In vivo phagocytosis of sRBC. RBC of normal and ht-mice were stained with PKH26 and injected intraperitoneally into mice of the same age and sex. After 4 days, mice were perfused with heparin-PBS to remove non-phagocytosed RBC. The spleens were then removed, washed and phagocytosed RBC visualized with a fluorescence microscope (A and B). Quantification of PKH26 staining of spleen sections indicated that erythrophagocytosis was higher following injection of RBC from ht-mice than after injection of RBC from control-mice (C).
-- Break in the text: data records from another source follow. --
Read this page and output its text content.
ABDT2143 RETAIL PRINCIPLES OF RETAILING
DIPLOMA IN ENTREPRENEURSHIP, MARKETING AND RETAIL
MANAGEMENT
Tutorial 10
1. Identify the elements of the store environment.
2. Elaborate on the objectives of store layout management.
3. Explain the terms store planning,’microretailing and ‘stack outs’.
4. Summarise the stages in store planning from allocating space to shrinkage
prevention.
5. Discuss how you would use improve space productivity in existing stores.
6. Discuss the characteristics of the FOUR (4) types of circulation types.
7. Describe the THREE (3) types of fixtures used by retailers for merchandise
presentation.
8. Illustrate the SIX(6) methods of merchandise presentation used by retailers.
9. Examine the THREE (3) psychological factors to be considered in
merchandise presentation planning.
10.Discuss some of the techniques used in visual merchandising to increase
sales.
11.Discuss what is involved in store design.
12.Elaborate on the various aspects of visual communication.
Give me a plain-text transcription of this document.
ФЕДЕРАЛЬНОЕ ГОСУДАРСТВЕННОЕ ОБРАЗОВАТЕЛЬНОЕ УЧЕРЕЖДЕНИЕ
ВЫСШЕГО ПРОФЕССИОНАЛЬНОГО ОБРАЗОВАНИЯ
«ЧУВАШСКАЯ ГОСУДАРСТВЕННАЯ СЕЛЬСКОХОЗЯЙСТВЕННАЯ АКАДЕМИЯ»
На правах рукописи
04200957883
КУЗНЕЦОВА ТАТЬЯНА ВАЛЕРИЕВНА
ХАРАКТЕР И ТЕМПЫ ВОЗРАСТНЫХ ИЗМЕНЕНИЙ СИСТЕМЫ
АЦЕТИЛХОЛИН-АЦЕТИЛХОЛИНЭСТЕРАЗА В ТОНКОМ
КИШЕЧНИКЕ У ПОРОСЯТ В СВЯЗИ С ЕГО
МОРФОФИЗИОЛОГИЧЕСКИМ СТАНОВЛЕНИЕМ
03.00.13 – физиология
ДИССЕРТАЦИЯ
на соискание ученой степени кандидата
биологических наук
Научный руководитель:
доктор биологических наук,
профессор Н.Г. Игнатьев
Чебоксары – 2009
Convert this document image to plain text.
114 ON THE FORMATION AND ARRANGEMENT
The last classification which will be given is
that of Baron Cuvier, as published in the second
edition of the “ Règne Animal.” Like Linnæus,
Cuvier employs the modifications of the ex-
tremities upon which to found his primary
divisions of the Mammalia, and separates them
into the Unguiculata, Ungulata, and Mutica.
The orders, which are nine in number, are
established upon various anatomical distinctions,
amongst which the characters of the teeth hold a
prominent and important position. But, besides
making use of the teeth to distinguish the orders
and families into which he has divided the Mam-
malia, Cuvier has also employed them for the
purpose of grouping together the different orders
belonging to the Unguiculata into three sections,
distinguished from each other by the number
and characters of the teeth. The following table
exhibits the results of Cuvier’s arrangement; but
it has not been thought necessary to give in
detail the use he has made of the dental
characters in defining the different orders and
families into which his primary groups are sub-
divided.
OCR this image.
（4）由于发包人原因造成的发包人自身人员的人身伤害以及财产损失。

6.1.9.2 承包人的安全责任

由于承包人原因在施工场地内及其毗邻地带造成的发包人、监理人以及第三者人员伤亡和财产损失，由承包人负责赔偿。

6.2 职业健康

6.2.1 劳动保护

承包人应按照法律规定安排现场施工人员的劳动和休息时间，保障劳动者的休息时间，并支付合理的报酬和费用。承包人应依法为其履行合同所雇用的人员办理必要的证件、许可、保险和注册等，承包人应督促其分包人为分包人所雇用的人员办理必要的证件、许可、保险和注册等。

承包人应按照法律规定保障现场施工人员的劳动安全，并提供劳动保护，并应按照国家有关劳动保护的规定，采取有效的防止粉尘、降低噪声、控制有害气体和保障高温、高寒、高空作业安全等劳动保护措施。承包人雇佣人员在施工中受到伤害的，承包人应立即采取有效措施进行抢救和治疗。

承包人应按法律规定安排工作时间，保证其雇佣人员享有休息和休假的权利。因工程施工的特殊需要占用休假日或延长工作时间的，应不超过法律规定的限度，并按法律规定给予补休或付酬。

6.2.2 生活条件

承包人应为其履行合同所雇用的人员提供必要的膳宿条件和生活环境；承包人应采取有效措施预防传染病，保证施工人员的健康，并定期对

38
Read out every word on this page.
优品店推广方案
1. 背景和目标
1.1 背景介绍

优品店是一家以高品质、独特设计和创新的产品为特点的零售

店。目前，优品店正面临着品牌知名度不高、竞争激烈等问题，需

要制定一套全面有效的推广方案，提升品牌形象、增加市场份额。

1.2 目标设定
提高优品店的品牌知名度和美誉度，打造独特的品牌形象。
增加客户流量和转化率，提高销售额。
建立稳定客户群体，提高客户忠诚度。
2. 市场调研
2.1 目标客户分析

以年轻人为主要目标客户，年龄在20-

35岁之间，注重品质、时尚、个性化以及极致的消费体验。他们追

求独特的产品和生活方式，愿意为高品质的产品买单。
The phagocytosed RBC were localized mainly in the peripheral red pulp area closest to the white pulp. (D) Bright field, white pulp (WP), red pulp (RP) (F) PKH26 fluorescence, and (E) merged, arrows pointing to peripheral red pulp.

Figure 5.

In vitro phagocytosis of damaged and senescent RBC. (A) Untreated RBC and RBC treated with calcium and the calcium ionophore A23187 were compared with respect to externalized PS/RBC by labeling with fluorescent annexin V. The upper panel shows fluorescence (FL2-H) versus forward light scatter (FSC-H) dot plots. A cursor line was set based on annex-in V-unlabeled RBC. The lower panel shows the FL2-H distribution histograms of the indicated populations. One representative experiment out of three is shown. (B) Bone marrow (BM)-derived macrophages and (C) spleen-derived macrophages were incubated for 90 or 30 min, respectively, with RBC from ht- or control-mice or with RBC treated with calcium-ionophore, BHP or opsonized with rabbit anti mouse IgG. Non-phagocytosed RBC were lysed with a hypotonic buffer. Cell cultures were stained with benzidine and the percentage of macrophages that phagocytosed one or more RBC was determined (200–700 cells were counted).